Potential new therapeutic approach for chronic inflammatory bowel diseases
Why people suffer from chronic inflammatory bowel diseases (IBD) such as ulcerative colitis is only partially understood. However, it is known that the bacteria of the intestinal flora and dysfunction in the immune system play an important role. In patients with IBD, an increased number of cells in the intestinal wall, known as epithelial cells, die. Bacteria then pass from the interior of the intestine into the damaged intestinal wall, causing inflammation and further cell death. The epithelial barrier, the barrier between the intestinal contents and the intestinal wall also becomes more permeable. With increasing cell death, the disease also progresses as more bacteria settle in the damaged intestinal wall—a vicious circle. A research team led by Prof. Dr. Christoph Becker from FAU has now found a mechanism that could prevent cell death, break the vicious circle and potentially be used as a therapy for inflammatory bowel diseases. The results have now been published in the journal Nature Cell Biology.
In mice and tissues of ulcerative colitis patients, researchers found that a messenger substance called prostaglandin E2 can protect epithelial cells from a special form of cell death, necroptosis. Prostaglandins are hormone-like messenger substances that have various effects in the organism. Researchers have found that prostaglandins such as prostaglandin E2 are released in the body during inflammation. However, it is not yet fully understood how prostaglandins regulate inflammatory processes.
In recent years, the researchers have already shown that the incorrect regulation of necroptosis leads to cell death and thus to holes in the intestinal barrier. Prostaglandin E2 prevents this by binding to EP4 receptors on the epithelial cells. The more of these receptors are activated, the fewer cells die, according to the FAU team from the Department of Medicine 1—Gastroenterology, Pneumology and Endocrinology—at Universitätsklinikum Erlangen. Patients with high levels of EP4 on the cell surface show a milder course of disease than patients with low levels of EP4.

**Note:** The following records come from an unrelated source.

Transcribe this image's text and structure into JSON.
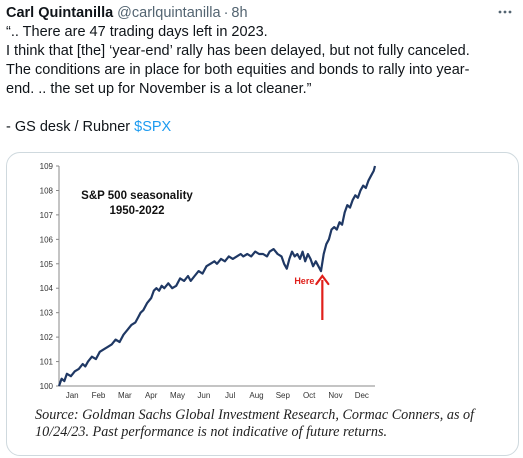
{
  "tweet": {
    "author_name": "Carl Quintanilla",
    "author_handle": "@carlquintanilla",
    "separator": "·",
    "time": "8h",
    "more_icon": "ellipsis-icon",
    "text_lines": [
      "“.. There are 47 trading days left in 2023.",
      "I think that [the] ‘year-end’ rally has been delayed, but not fully canceled.",
      "The conditions are in place for both equities and bonds to rally into year-",
      "end. .. the set up for November is a lot cleaner.”"
    ],
    "signature_prefix": "- GS desk / Rubner ",
    "cashtag": "$SPX"
  },
  "media": {
    "source_text": "Source: Goldman Sachs Global Investment Research, Cormac Conners,  as of 10/24/23. Past performance is not indicative of future returns.",
    "colors": {
      "line": "#1f3864",
      "arrow": "#e0201b",
      "annotation": "#e0201b"
    }
  },
  "chart_data": {
    "type": "line",
    "title": "S&P 500 seasonality\n1950-2022",
    "xlabel": "",
    "ylabel": "",
    "x_ticks": [
      "Jan",
      "Feb",
      "Mar",
      "Apr",
      "May",
      "Jun",
      "Jul",
      "Aug",
      "Sep",
      "Oct",
      "Nov",
      "Dec"
    ],
    "y_ticks": [
      100,
      101,
      102,
      103,
      104,
      105,
      106,
      107,
      108,
      109
    ],
    "ylim": [
      100,
      109
    ],
    "xlim": [
      0,
      12
    ],
    "grid": false,
    "annotation": {
      "text": "Here",
      "x": 10.0,
      "y_from": 102.7,
      "y_to": 104.5
    },
    "series": [
      {
        "values": [
          [
            0.0,
            100.0
          ],
          [
            0.1,
            100.3
          ],
          [
            0.2,
            100.2
          ],
          [
            0.3,
            100.5
          ],
          [
            0.45,
            100.4
          ],
          [
            0.6,
            100.6
          ],
          [
            0.75,
            100.7
          ],
          [
            0.9,
            100.9
          ],
          [
            1.0,
            100.8
          ],
          [
            1.1,
            101.0
          ],
          [
            1.25,
            101.2
          ],
          [
            1.4,
            101.1
          ],
          [
            1.55,
            101.4
          ],
          [
            1.7,
            101.5
          ],
          [
            1.85,
            101.6
          ],
          [
            2.0,
            101.7
          ],
          [
            2.15,
            101.9
          ],
          [
            2.3,
            101.8
          ],
          [
            2.45,
            102.1
          ],
          [
            2.6,
            102.3
          ],
          [
            2.75,
            102.5
          ],
          [
            2.9,
            102.6
          ],
          [
            3.0,
            102.8
          ],
          [
            3.1,
            103.0
          ],
          [
            3.2,
            103.1
          ],
          [
            3.35,
            103.4
          ],
          [
            3.5,
            103.6
          ],
          [
            3.6,
            103.9
          ],
          [
            3.7,
            104.0
          ],
          [
            3.8,
            103.9
          ],
          [
            3.9,
            104.1
          ],
          [
            4.0,
            104.0
          ],
          [
            4.15,
            104.2
          ],
          [
            4.3,
            104.0
          ],
          [
            4.45,
            104.1
          ],
          [
            4.6,
            104.4
          ],
          [
            4.75,
            104.3
          ],
          [
            4.9,
            104.5
          ],
          [
            5.0,
            104.3
          ],
          [
            5.15,
            104.5
          ],
          [
            5.3,
            104.7
          ],
          [
            5.45,
            104.6
          ],
          [
            5.6,
            104.9
          ],
          [
            5.75,
            105.0
          ],
          [
            5.9,
            105.1
          ],
          [
            6.0,
            105.0
          ],
          [
            6.15,
            105.2
          ],
          [
            6.3,
            105.1
          ],
          [
            6.45,
            105.3
          ],
          [
            6.6,
            105.2
          ],
          [
            6.75,
            105.3
          ],
          [
            6.9,
            105.4
          ],
          [
            7.0,
            105.3
          ],
          [
            7.15,
            105.4
          ],
          [
            7.3,
            105.3
          ],
          [
            7.45,
            105.5
          ],
          [
            7.6,
            105.4
          ],
          [
            7.75,
            105.4
          ],
          [
            7.9,
            105.3
          ],
          [
            8.0,
            105.5
          ],
          [
            8.15,
            105.6
          ],
          [
            8.3,
            105.4
          ],
          [
            8.45,
            105.3
          ],
          [
            8.55,
            105.0
          ],
          [
            8.65,
            104.8
          ],
          [
            8.75,
            105.2
          ],
          [
            8.85,
            105.5
          ],
          [
            8.95,
            105.3
          ],
          [
            9.05,
            105.4
          ],
          [
            9.15,
            105.2
          ],
          [
            9.25,
            105.5
          ],
          [
            9.35,
            105.1
          ],
          [
            9.45,
            105.4
          ],
          [
            9.55,
            105.2
          ],
          [
            9.65,
            104.9
          ],
          [
            9.75,
            105.1
          ],
          [
            9.85,
            104.9
          ],
          [
            9.95,
            104.7
          ],
          [
            10.05,
            105.4
          ],
          [
            10.15,
            105.8
          ],
          [
            10.25,
            106.0
          ],
          [
            10.35,
            106.4
          ],
          [
            10.45,
            106.5
          ],
          [
            10.55,
            106.4
          ],
          [
            10.65,
            106.7
          ],
          [
            10.75,
            106.6
          ],
          [
            10.85,
            107.1
          ],
          [
            10.95,
            107.4
          ],
          [
            11.05,
            107.3
          ],
          [
            11.15,
            107.6
          ],
          [
            11.25,
            107.8
          ],
          [
            11.35,
            107.7
          ],
          [
            11.45,
            108.0
          ],
          [
            11.55,
            108.2
          ],
          [
            11.65,
            108.1
          ],
          [
            11.75,
            108.4
          ],
          [
            11.85,
            108.6
          ],
          [
            11.95,
            108.8
          ],
          [
            12.0,
            109.0
          ]
        ]
      }
    ]
  }
}
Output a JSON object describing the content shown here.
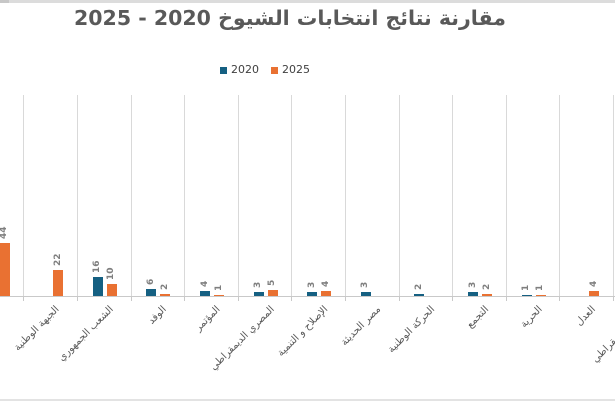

The activation of the receptors by prostaglandin E2 thus counteracts the progression of intestinal inflammation. Together with colleagues in Canada, the research team tested an artificially produced molecule that can activate the EP4 receptor, like prostaglandin E2. Treatment with this molecule could prevent excessive cell death in the intestinal barrier and block bacteria from penetrating it. These findings offer a promising new therapy approach for ulcerative colitis and other chronic inflammatory bowel diseases.